MUNICH--Chipmaker Intel Corp. will acquire 15% of Here, a company that offers digital map services and real-time location-based services for the automotive industry. The move follows similar announcements from other major high-tech companies like Microsoft and Mobileye, an indication that services around digital maps are becoming the next major arena in the battle about the digital mobile consumer.
According to a press release from Here, Intel has agreed with Here owners Audi, BMW and Daimler to acquire 15 % of Here’s shares. In addition, Here and Intel agreed to develop a proof of concept for a highly scalable software architecture that will enable near-realtime updates of high-resolution digital maps. Such electronic maps are considered a major technological enabler for automated driving. In addition, both companies will enter intensive discussions about strategic options related to the interplay between location-based data with edge computing devices.
“Cars will be among the smartest and most intelligent devices,” explained Intel CEO Brian Krzanich. “We are very excited to provide an important basis technology for the connected vehicle of the future.”
High-resolution maps of the next generation and the scalable software architecture to be developed by Intel will enable vehicles to navigate at a precision of a few centimeters and thus recognize exactly their position in relation to relevant objects such as the traffic lane or the curb – a major prerequisite for automated driving. Updates to this map almost in real time would also enable the vehicles to stay continuously informed about deviations, traffic stalls, weather-based traffic obstructions and other facts relevant for navigation.
Intel will test the architecture to be developed with Audi, BMW and Daimler. Intel and Here plan to make it available industry-wide as an integrated offering, enabling carmakers to significantly reduce their time-to-market.
Intel’s move acknowledges the importance of electronic map services to autonomous driving. At the same time, it highlights the attractiveness of Here as the partner for location-based, automotive-related location based services over competing services from digital top dogs like Apple and Google.
Intel’s acquisition follows similar moves from other major players. Recently, an Asian group integrating Chinese mapping company Navinfo, internet giant Tencent and Singapore-based investment firm GIC acquired a 10% stake of Here, accompanied with announcements to offer Here’s map services in China. In December, autonomous driving technology company Mobileye announced a collaboration with the goal of integrating Mobileye’s Roadbook data layer into Here’s Live Map – a move that ties Mobileye’s automotive sensor data into the navigation system. Thus, Live Map users basically get access to the sensor data generated by other cars.

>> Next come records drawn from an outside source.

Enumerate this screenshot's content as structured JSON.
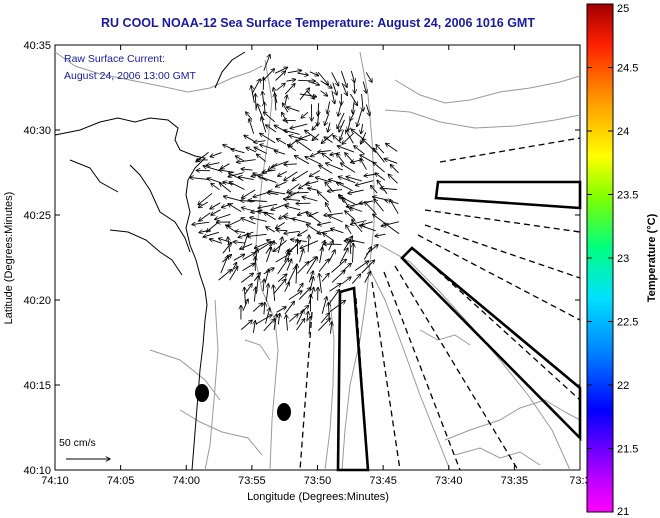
{
  "title": "RU COOL  NOAA-12  Sea Surface Temperature:  August 24, 2006 1016 GMT",
  "annotation": {
    "line1": "Raw Surface Current:",
    "line2": "August 24, 2006 13:00 GMT"
  },
  "x_axis": {
    "label": "Longitude (Degrees:Minutes)",
    "ticks": [
      "74:10",
      "74:05",
      "74:00",
      "73:55",
      "73:50",
      "73:45",
      "73:40",
      "73:35",
      "73:3"
    ]
  },
  "y_axis": {
    "label": "Latitude (Degrees:Minutes)",
    "ticks": [
      "40:35",
      "40:30",
      "40:25",
      "40:20",
      "40:15",
      "40:10"
    ]
  },
  "colorbar": {
    "label": "Temperature (°C)",
    "ticks": [
      "25",
      "24.5",
      "24",
      "23.5",
      "23",
      "22.5",
      "22",
      "21.5",
      "21"
    ],
    "min": 21,
    "max": 25
  },
  "scale_arrow": {
    "label": "50 cm/s"
  },
  "colors": {
    "title": "#1a1aa0",
    "annotation": "#1a1aa0",
    "contour": "#9a9a9a"
  }
}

Old-school PC software giant Microsoft has also joined the automated driving fray: In December, Microsoft and Here announced to intensify and expand their collaboration on next-gen location-based services. The agreement enables Microsoft to integrate Here’s data and services into Microsoft’s Bing maps platform and into the Bing Maps API offered developers through the Azure Marketplace.
—This article was originally published by EE Times Europe.
—Christoph Hammerschmidt is a contributing editor with EE Times Europe.